Wednesday, March 28, 2012

Blog #4

The "Wallpaper" is a story about a women diagnosed with having some kind of nervous depression, and therefore moves to a summer house in which she is told to get better. Right away from a feminist perspective one can tell that this women is clearly struggling with her situation and remains very passive through out the story. She is the typical housewife of the early twentieth century in that she is compliant and does what ever she is told by her husband. Through out the story she never undermines her husband even when  it looks like what can help her condition is something that goes against the husbands proposal. The story clearly shows that this woman feels greatly opposed to the methods she has been giving, but the time period and role of woman from the apparent times doesn't let her express her true emotions or feelings about the situation. The husband and brother which are both doctors tell her she needs to rest and get her mind of work. She on the other hand feels that working on her writing will help her more than what she is being told to do. Therefore, being shut down by men makes her sneak around to do her writing and then lie to her husband since she knows he will get upset. Almost every argument or discussion with her husband through out the story ends with her being subdued into her husbands reasoning and with out much opposition from her. Later on she becomes fascinated by the wallpaper in her room which she wants to get rid of. By the end of the story she rips the wallpaper of her self after being told she wasn't able to by her husband and in doing so she figured out that the person trapped behind that wallpaper was her. The symbolism of the wallpaper was that of her trying to escape the restraints put on her by man mainly, as the story ends she yells out "I've gout out at last".

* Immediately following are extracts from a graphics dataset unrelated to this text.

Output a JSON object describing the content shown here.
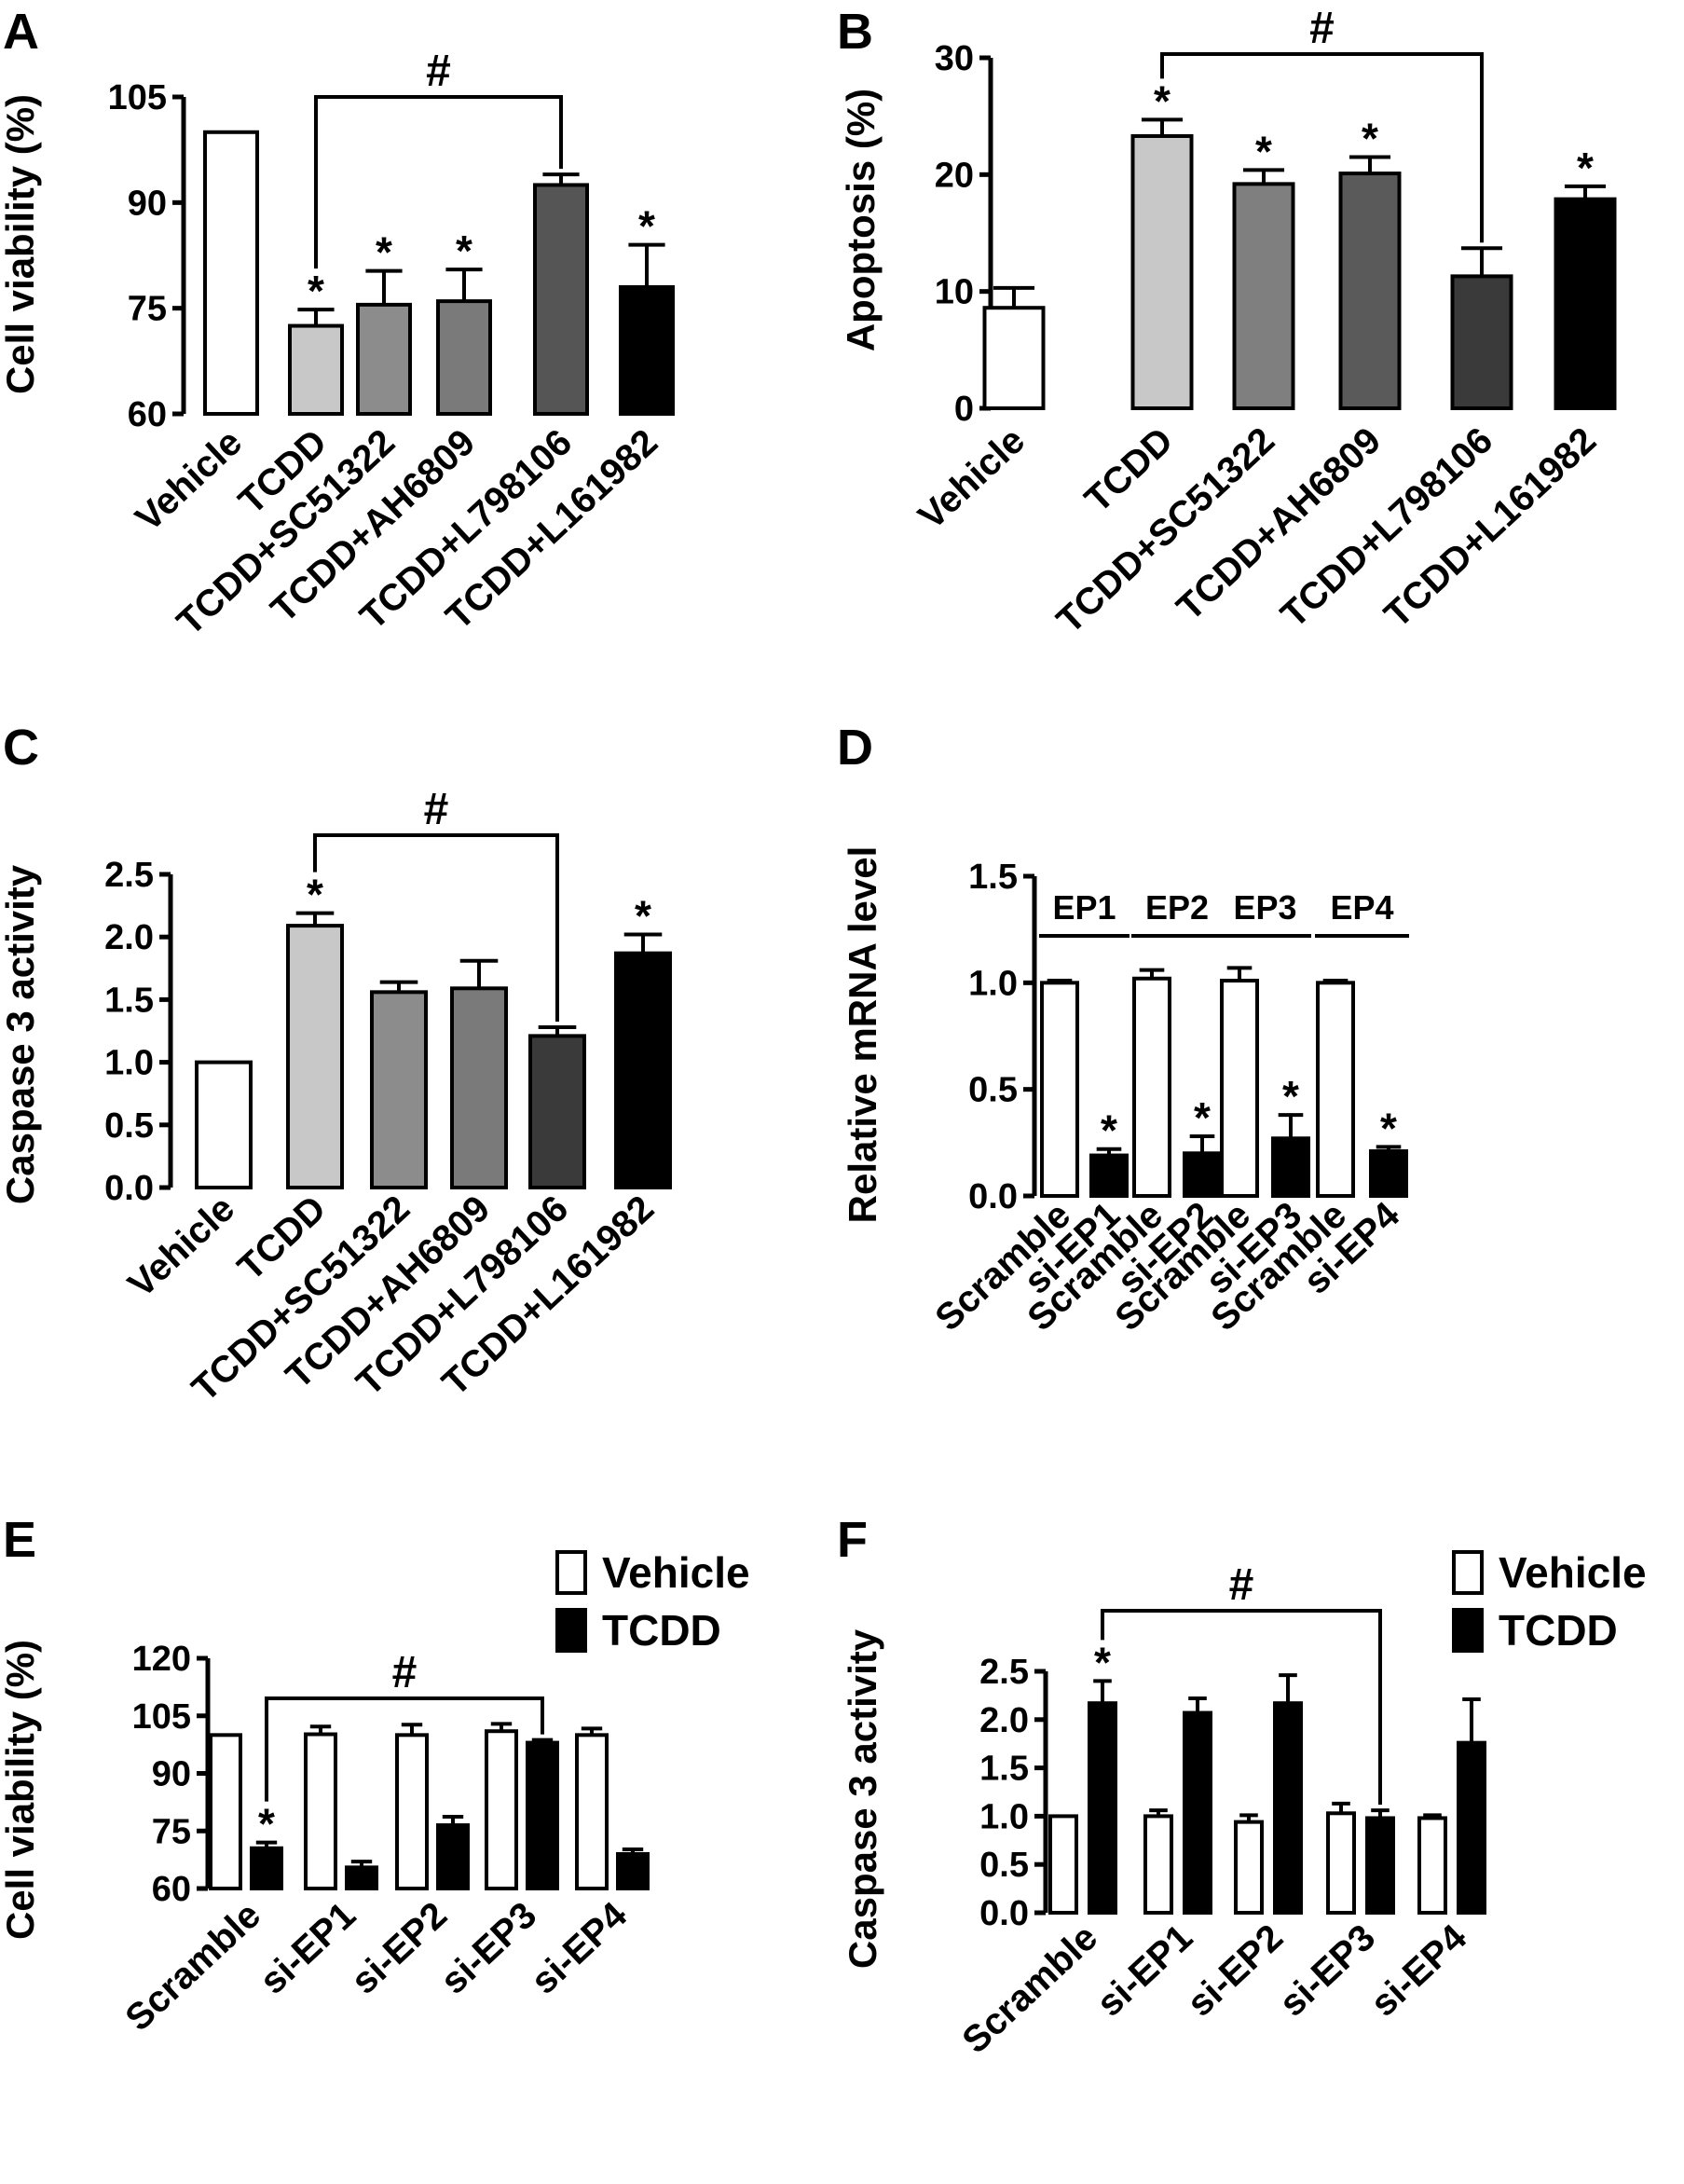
{
  "chart_data": [
    {
      "panel": "A",
      "type": "bar",
      "ylabel": "Cell viability (%)",
      "ylim": [
        60,
        105
      ],
      "yticks": [
        "60",
        "75",
        "90",
        "105"
      ],
      "categories": [
        "Vehicle",
        "TCDD",
        "TCDD+SC51322",
        "TCDD+AH6809",
        "TCDD+L798106",
        "TCDD+L161982"
      ],
      "values": [
        100,
        72.5,
        75.5,
        76,
        92.5,
        78
      ],
      "errors": [
        0,
        2.3,
        4.8,
        4.5,
        1.5,
        6
      ],
      "fills": [
        "#ffffff",
        "#c8c8c8",
        "#8c8c8c",
        "#7a7a7a",
        "#555555",
        "#000000"
      ],
      "stars": [
        false,
        true,
        true,
        true,
        false,
        true
      ],
      "star_label": "*",
      "hash": {
        "from": 1,
        "to": 4,
        "label": "#"
      }
    },
    {
      "panel": "B",
      "type": "bar",
      "ylabel": "Apoptosis (%)",
      "ylim": [
        0,
        30
      ],
      "yticks": [
        "0",
        "10",
        "20",
        "30"
      ],
      "categories": [
        "Vehicle",
        "TCDD",
        "TCDD+SC51322",
        "TCDD+AH6809",
        "TCDD+L798106",
        "TCDD+L161982"
      ],
      "values": [
        8.6,
        23.3,
        19.2,
        20.1,
        11.3,
        17.9
      ],
      "errors": [
        1.7,
        1.4,
        1.2,
        1.4,
        2.4,
        1.1
      ],
      "fills": [
        "#ffffff",
        "#c8c8c8",
        "#7f7f7f",
        "#5a5a5a",
        "#3a3a3a",
        "#000000"
      ],
      "stars": [
        false,
        true,
        true,
        true,
        false,
        true
      ],
      "star_label": "*",
      "hash": {
        "from": 1,
        "to": 4,
        "label": "#"
      }
    },
    {
      "panel": "C",
      "type": "bar",
      "ylabel": "Caspase 3 activity",
      "ylim": [
        0,
        2.5
      ],
      "yticks": [
        "0.0",
        "0.5",
        "1.0",
        "1.5",
        "2.0",
        "2.5"
      ],
      "categories": [
        "Vehicle",
        "TCDD",
        "TCDD+SC51322",
        "TCDD+AH6809",
        "TCDD+L798106",
        "TCDD+L161982"
      ],
      "values": [
        1.0,
        2.09,
        1.56,
        1.59,
        1.21,
        1.87
      ],
      "errors": [
        0,
        0.1,
        0.08,
        0.22,
        0.07,
        0.15
      ],
      "fills": [
        "#ffffff",
        "#c8c8c8",
        "#8c8c8c",
        "#7a7a7a",
        "#3a3a3a",
        "#000000"
      ],
      "stars": [
        false,
        true,
        false,
        false,
        false,
        true
      ],
      "star_label": "*",
      "hash": {
        "from": 1,
        "to": 4,
        "label": "#"
      }
    },
    {
      "panel": "D",
      "type": "bar",
      "ylabel": "Relative mRNA level",
      "ylim": [
        0,
        1.5
      ],
      "yticks": [
        "0.0",
        "0.5",
        "1.0",
        "1.5"
      ],
      "categories": [
        "Scramble",
        "si-EP1",
        "Scramble",
        "si-EP2",
        "Scramble",
        "si-EP3",
        "Scramble",
        "si-EP4"
      ],
      "values": [
        1.0,
        0.19,
        1.02,
        0.2,
        1.01,
        0.27,
        1.0,
        0.21
      ],
      "errors": [
        0.01,
        0.03,
        0.04,
        0.08,
        0.06,
        0.11,
        0.01,
        0.02
      ],
      "fills": [
        "#ffffff",
        "#000000",
        "#ffffff",
        "#000000",
        "#ffffff",
        "#000000",
        "#ffffff",
        "#000000"
      ],
      "stars": [
        false,
        true,
        false,
        true,
        false,
        true,
        false,
        true
      ],
      "star_label": "*",
      "groups": [
        "EP1",
        "EP2",
        "EP3",
        "EP4"
      ]
    },
    {
      "panel": "E",
      "type": "bar",
      "ylabel": "Cell viability (%)",
      "ylim": [
        60,
        120
      ],
      "yticks": [
        "60",
        "75",
        "90",
        "105",
        "120"
      ],
      "categories": [
        "Scramble",
        "si-EP1",
        "si-EP2",
        "si-EP3",
        "si-EP4"
      ],
      "series": [
        {
          "name": "Vehicle",
          "color": "#ffffff",
          "values": [
            100,
            100.2,
            100,
            101,
            100
          ],
          "errors": [
            0,
            2,
            2.7,
            1.9,
            1.7
          ]
        },
        {
          "name": "TCDD",
          "color": "#000000",
          "values": [
            70.5,
            65.5,
            76.5,
            98,
            69
          ],
          "errors": [
            1.5,
            1.5,
            2.2,
            0.7,
            1.2
          ]
        }
      ],
      "stars": [
        true,
        false,
        false,
        false,
        false
      ],
      "star_label": "*",
      "hash": {
        "from": 0,
        "to": 3,
        "label": "#"
      },
      "legend_position": "top-right"
    },
    {
      "panel": "F",
      "type": "bar",
      "ylabel": "Caspase 3 activity",
      "ylim": [
        0,
        2.5
      ],
      "yticks": [
        "0.0",
        "0.5",
        "1.0",
        "1.5",
        "2.0",
        "2.5"
      ],
      "categories": [
        "Scramble",
        "si-EP1",
        "si-EP2",
        "si-EP3",
        "si-EP4"
      ],
      "series": [
        {
          "name": "Vehicle",
          "color": "#ffffff",
          "values": [
            1.0,
            1.0,
            0.94,
            1.03,
            0.98
          ],
          "errors": [
            0,
            0.06,
            0.07,
            0.1,
            0.03
          ]
        },
        {
          "name": "TCDD",
          "color": "#000000",
          "values": [
            2.17,
            2.07,
            2.17,
            0.98,
            1.76
          ],
          "errors": [
            0.23,
            0.15,
            0.29,
            0.08,
            0.45
          ]
        }
      ],
      "stars": [
        true,
        false,
        false,
        false,
        false
      ],
      "star_label": "*",
      "hash": {
        "from": 0,
        "to": 3,
        "label": "#"
      },
      "legend_position": "top-right"
    }
  ]
}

The second story I read was a poem "The Lady in the Pink Mustang" by Louise Erdrich. From the beginning one can tell that the lady being described could easily be an archetype of what someone would consider a whore or prostitute.  Reading the line "her price shrinks into the dark" implicates that she is a commodity at night and also the " or How Much." can give away what kind of living she does. The fact that it says she travels light and doesn't really have many belongings creates the image of a woman who is on the road for very long periods of times as the poem describes. This poem has a woman who could be seen as someone who has given herself up or possibly the other way around.
-Leo N.

1 comment:

  1. It is interesting how the women characters in the The Yellow Wallpaper and The Storm although completely penned by different authors are accomplishing the same thing. Both women are a symbol of defiance against a "mens world" and a symbol of defiance or liberation against male generated stereotypes.